Pond in Tallinn, Estonia

Snelli Pond (Snelli tiik), also Šnelli Pond (Šnelli tiik), is an artificial pond in the Estonian capital Tallinn formed from the defensive structure (moat) of Toompea Castle.

Snelli Pond is located in Toompark in the Vanalinn subdistrict of the Tallinn Old Town area of Tallinn's city centre, between Toompea Heights, Falgi Road, Toompuiestee and Nunne Street. In the 1960s there was a slipway on the Nunne Street side of Snelli Pond, where the wooden building at the end of the pond was used as a changing room.

On 15 September 2007, the charity campaign "AWARE 2007" took place, which included the event "Clean Snelli Pond!". The pond has an area of 1 ha and a circumference of 1030 m.

== History ==
The pond was formed by the moat surrounding Toompea Fortress, which was redesigned in the 19th century after the loss of the military importance of Tallinn Fortress as part of the parks and green spaces surrounding Tallinn Old Town.
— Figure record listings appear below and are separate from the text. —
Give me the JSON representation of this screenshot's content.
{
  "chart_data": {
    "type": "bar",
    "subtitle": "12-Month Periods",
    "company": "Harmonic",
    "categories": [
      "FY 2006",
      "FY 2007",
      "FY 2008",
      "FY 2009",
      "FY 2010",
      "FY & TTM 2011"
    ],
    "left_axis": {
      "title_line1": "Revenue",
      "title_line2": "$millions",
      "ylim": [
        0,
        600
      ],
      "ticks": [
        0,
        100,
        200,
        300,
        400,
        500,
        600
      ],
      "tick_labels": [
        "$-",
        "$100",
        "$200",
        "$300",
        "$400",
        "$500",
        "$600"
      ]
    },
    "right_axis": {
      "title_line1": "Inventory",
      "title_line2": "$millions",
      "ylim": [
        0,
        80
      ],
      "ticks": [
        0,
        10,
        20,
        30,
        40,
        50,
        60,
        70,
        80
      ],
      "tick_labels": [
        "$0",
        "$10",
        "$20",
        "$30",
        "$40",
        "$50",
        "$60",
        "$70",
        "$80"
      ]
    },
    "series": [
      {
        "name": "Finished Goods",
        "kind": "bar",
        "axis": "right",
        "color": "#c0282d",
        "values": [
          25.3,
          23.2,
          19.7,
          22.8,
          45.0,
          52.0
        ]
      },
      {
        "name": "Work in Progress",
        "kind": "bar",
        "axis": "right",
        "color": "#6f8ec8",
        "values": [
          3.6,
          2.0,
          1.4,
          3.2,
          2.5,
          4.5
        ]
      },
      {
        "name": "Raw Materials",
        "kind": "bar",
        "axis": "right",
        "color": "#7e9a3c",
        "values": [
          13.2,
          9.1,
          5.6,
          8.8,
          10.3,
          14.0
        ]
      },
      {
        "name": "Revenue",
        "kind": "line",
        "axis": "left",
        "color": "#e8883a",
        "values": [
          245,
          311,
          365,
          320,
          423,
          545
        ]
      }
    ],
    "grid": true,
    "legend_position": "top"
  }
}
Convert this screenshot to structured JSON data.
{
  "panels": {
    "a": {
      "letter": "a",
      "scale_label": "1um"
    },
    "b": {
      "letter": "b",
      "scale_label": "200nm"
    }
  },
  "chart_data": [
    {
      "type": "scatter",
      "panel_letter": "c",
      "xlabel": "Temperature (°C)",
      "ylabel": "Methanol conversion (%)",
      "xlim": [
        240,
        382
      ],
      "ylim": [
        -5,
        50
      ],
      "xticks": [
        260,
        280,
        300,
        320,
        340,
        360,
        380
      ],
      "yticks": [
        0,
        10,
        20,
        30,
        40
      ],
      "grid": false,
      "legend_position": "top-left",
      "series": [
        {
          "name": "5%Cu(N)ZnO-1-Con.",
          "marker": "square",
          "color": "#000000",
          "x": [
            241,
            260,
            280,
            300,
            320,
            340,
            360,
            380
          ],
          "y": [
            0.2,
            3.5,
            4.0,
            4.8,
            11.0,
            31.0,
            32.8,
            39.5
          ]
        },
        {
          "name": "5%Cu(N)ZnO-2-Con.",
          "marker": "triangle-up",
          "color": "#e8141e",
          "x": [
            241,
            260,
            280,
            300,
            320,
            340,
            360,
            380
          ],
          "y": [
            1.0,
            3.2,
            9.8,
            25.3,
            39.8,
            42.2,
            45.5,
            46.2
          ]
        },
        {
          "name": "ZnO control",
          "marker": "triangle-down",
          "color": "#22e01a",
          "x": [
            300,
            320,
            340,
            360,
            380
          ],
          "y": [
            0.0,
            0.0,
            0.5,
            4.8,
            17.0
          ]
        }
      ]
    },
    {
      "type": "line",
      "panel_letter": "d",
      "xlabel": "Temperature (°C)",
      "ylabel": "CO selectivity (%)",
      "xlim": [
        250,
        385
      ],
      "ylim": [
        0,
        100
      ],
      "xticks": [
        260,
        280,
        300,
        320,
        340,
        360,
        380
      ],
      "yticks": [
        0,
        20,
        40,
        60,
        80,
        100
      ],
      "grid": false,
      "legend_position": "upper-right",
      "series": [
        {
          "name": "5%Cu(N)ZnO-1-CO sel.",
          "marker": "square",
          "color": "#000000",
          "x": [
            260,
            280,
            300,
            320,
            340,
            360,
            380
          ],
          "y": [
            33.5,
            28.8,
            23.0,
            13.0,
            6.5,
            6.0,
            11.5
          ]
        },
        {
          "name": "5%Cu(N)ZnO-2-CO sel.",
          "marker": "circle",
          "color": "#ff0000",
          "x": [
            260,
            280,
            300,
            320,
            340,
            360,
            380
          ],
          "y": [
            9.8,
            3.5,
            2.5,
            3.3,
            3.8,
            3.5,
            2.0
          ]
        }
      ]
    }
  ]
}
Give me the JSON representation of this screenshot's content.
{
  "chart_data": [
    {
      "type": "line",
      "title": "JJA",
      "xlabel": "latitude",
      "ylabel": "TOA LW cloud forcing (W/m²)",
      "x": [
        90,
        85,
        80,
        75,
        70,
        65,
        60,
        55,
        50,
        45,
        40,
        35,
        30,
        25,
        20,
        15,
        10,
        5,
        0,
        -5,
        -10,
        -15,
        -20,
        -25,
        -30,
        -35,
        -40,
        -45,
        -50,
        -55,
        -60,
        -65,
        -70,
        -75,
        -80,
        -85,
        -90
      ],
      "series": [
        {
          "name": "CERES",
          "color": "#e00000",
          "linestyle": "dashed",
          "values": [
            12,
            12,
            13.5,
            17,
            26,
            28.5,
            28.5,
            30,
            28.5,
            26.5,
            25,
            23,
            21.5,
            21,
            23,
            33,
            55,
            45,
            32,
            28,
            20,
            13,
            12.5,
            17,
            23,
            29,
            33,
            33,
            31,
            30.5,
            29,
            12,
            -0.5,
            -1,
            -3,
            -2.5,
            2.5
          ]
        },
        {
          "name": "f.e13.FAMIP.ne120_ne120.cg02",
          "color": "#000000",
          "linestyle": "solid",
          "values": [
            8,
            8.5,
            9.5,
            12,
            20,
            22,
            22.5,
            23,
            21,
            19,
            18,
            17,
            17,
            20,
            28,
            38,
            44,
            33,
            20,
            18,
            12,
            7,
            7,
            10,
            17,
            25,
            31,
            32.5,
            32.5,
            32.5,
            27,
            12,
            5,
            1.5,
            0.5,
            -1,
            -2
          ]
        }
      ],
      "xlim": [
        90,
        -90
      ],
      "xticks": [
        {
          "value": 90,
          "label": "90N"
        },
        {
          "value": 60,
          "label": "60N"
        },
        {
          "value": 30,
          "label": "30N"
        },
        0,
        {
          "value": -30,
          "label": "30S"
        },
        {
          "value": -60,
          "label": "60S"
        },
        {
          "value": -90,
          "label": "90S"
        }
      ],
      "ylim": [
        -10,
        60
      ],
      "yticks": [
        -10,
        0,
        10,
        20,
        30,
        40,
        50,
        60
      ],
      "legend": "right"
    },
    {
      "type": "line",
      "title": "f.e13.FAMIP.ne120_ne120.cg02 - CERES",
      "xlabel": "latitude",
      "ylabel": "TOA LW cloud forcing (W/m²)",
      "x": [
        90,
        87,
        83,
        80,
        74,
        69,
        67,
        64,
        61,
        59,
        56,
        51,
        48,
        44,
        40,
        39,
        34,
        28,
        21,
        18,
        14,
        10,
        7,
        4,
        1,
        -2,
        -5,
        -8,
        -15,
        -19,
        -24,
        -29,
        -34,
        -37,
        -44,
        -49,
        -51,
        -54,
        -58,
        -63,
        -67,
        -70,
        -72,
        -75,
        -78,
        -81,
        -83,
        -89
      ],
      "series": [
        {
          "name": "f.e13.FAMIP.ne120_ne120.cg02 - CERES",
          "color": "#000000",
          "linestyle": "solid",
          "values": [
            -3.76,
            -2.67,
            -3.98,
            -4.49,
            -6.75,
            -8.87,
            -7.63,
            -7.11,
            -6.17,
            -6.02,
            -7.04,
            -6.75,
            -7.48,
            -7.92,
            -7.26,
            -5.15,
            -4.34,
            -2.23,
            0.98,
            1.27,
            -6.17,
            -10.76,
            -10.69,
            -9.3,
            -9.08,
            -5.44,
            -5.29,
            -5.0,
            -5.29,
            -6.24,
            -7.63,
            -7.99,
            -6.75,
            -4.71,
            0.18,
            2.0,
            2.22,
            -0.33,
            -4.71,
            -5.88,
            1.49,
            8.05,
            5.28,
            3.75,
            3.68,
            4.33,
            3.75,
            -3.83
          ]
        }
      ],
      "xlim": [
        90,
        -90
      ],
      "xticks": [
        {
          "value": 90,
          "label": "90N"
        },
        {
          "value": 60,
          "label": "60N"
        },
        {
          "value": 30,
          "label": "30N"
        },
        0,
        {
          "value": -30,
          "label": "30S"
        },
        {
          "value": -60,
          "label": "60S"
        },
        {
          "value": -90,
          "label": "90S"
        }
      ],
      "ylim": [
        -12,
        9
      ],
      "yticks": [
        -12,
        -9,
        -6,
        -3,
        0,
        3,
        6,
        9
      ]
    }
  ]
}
The pond is named after Johan Schnell, who had a house between the present Toompuiestee and the pond in the 19th century. It was originally called the Patkul Ditch because of the Patkul Redoubt on its banks. The redoubt was named after Dietrich Patkul, the last deputy governor of Sweden, but when Schnell bought the land in 1868 and built his house and garden there, the Patkul ditch was called Schnell pond. Johann Schnell ran a gardening business on Vaksali puiestee until his death on 4 June 1890. The Schnells owned the land until 1904.